9. A process as claimed in claim 1 wherein the yeast is optionally immobilized by using calcium alignate.

10. A process as claimed in claim 1 wherein the PUFA used includes arachidonic acid.

11. A process as claimed in claim 1 wherein the PUFA used is arachidonic acid.

12. A process as claimed in claim 1 wherein the PUFA used are in the form of a methyl or ethyl ester derivative of arachodonic acid.

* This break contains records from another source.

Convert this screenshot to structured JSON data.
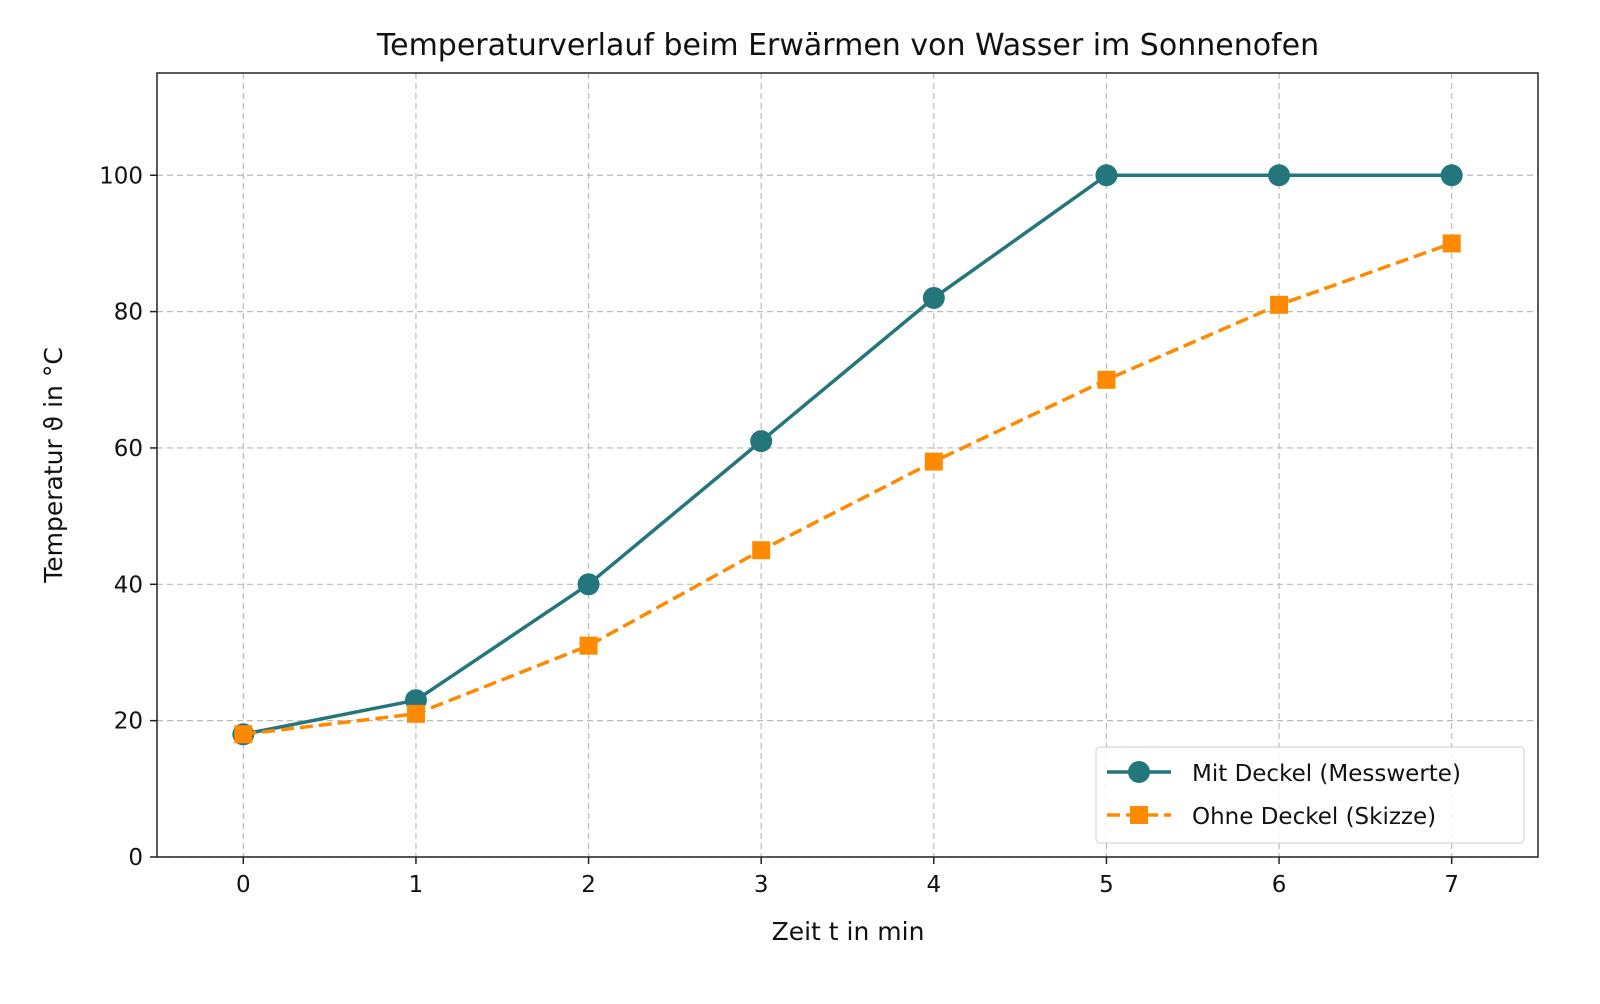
{
  "chart_data": {
    "type": "line",
    "title": "Temperaturverlauf beim Erwärmen von Wasser im Sonnenofen",
    "xlabel": "Zeit t in min",
    "ylabel": "Temperatur ϑ in °C",
    "xlim": [
      -0.5,
      7.5
    ],
    "ylim": [
      0,
      115
    ],
    "xticks": [
      0,
      1,
      2,
      3,
      4,
      5,
      6,
      7
    ],
    "yticks": [
      0,
      20,
      40,
      60,
      80,
      100
    ],
    "grid": true,
    "legend_position": "bottom-right",
    "x": [
      0,
      1,
      2,
      3,
      4,
      5,
      6,
      7
    ],
    "series": [
      {
        "name": "Mit Deckel (Messwerte)",
        "values": [
          18,
          23,
          40,
          61,
          82,
          100,
          100,
          100
        ],
        "color": "#23767c",
        "marker": "circle",
        "linestyle": "solid"
      },
      {
        "name": "Ohne Deckel (Skizze)",
        "values": [
          18,
          21,
          31,
          45,
          58,
          70,
          81,
          90
        ],
        "color": "#ff8a00",
        "marker": "square",
        "linestyle": "dashed"
      }
    ]
  }
}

13. A process as claimed in claim 4 wherein the alkanol used is ethanol.

14. A process as claimed in claim 5 wherein the organic solvent used is ethyl acetate.

15. A process as claimed in claim 7 wherein the enzymatic hydrolysis is carried out using glucosidase.

16. A process as claimed in claim 3 wherein the PUFA is arachidonic acid. medium.